Ao Mais Goiás, o síndico informou que saiu armado para verificar uma possível invasão após ouvir o alarme da cerca elétrica, que estava rompida. Segundo ele, já foram cinco tentativas de assalto no condomínio. Apesar do acionamento das autoridades, Carlos disse que os condôminos sabiam que ele havia ido ao local verificar o que tinha acontecido.

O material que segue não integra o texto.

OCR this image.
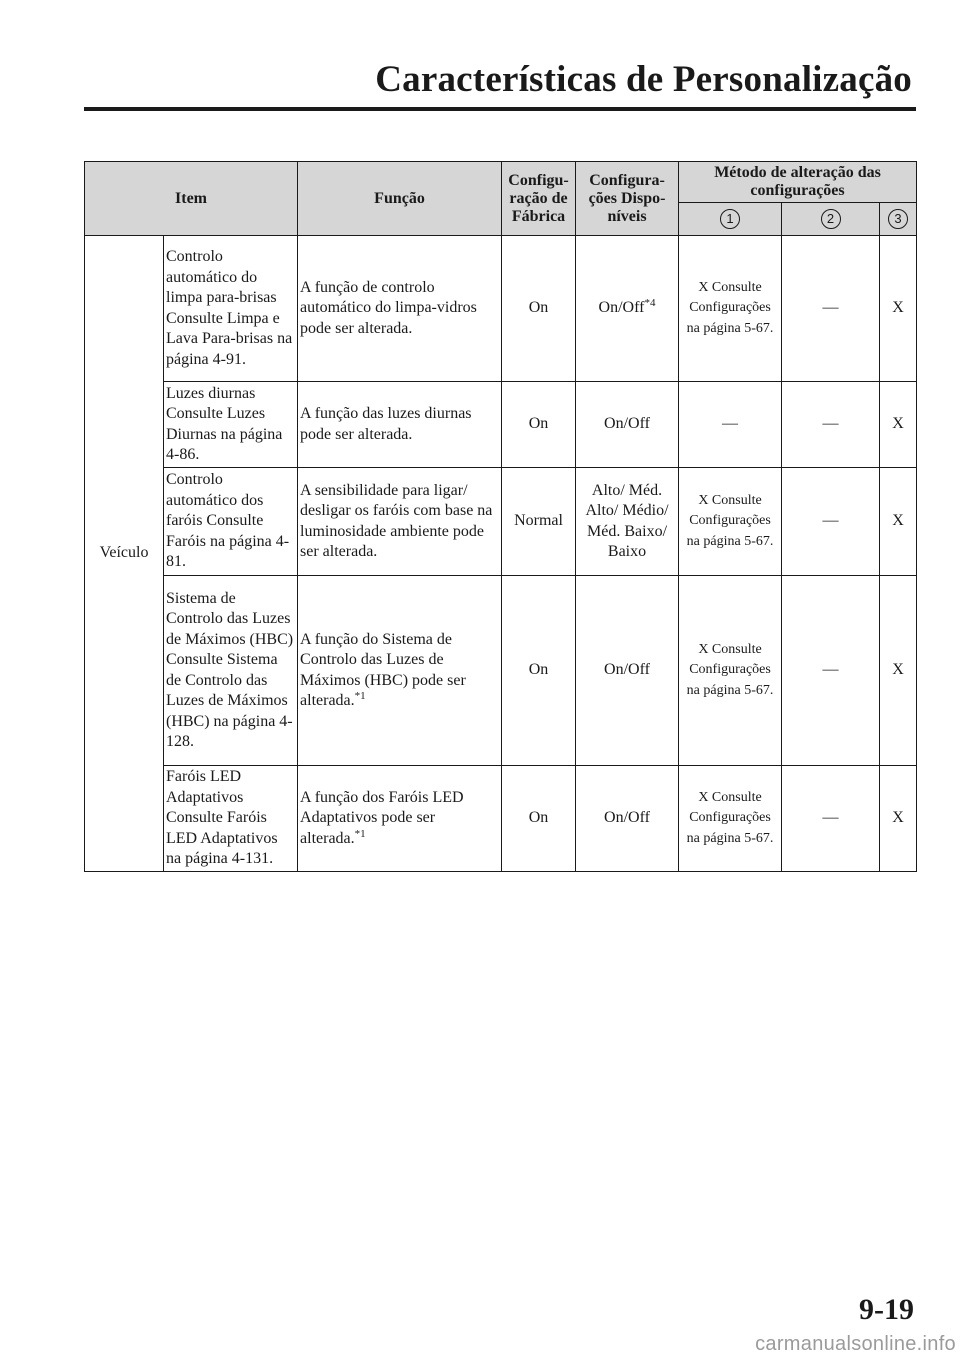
Características de Personalização
Item		Função	Configu-ração de Fábrica	Configura-ções Dispo-níveis	Método de alteração das configurações		
					1	2	3
Veículo	Controlo automático do limpa para-brisas Consulte Limpa e Lava Para-brisas na página 4-91.	A função de controlo automático do limpa-vidros pode ser alterada.	On	On/Off$^{*4}$	X Consulte Configurações na página 5-67.	—	X
	Luzes diurnas Consulte Luzes Diurnas na página 4-86.	A função das luzes diurnas pode ser alterada.	On	On/Off	—	—	X
	Controlo automático dos faróis Consulte Faróis na página 4-81.	A sensibilidade para ligar/ desligar os faróis com base na luminosidade ambiente pode ser alterada.	Normal	Alto/ Méd. Alto/ Médio/ Méd. Baixo/ Baixo	X Consulte Configurações na página 5-67.	—	X
	Sistema de Controlo das Luzes de Máximos (HBC) Consulte Sistema de Controlo das Luzes de Máximos (HBC) na página 4-128.	A função do Sistema de Controlo das Luzes de Máximos (HBC) pode ser alterada.$^{*1}$	On	On/Off	X Consulte Configurações na página 5-67.	—	X
	Faróis LED Adaptativos Consulte Faróis LED Adaptativos na página 4-131.	A função dos Faróis LED Adaptativos pode ser alterada.$^{*1}$	On	On/Off	X Consulte Configurações na página 5-67.	—	X
9-19
carmanualsonline.info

Ele também compartilhou com o portal a nota de esclarecimento aos moradores. Segundo ele, os mesmos indivíduos que já tentaram assaltar o condomínio em outros momentos arrebentaram a cerca tentando entrar novamente. “Quando percebi a movimentação, peguei minha carabina registrada e fui verificar a situação no condomínio. Ao perceberem minha presença, os indivíduos correram e foram embora, sem conseguir levar nada. Graças a Deus, ninguém se feriu e não houve prejuízo.”

Carlos informou que foi à delegacia e conversou com o delegado, e a situação foi esclarecida. “Atualmente existe um processo relacionado ao porte da arma, mas toda a documentação da minha arma está regular e estou tranquilo, pois a situação será resolvida dentro da lei.”

Apesar de ter o registro de posse das armas, a legislação permite a utilização apenas no interior da residência. O síndico pagou fiança de R$ 1.621 e foi liberado.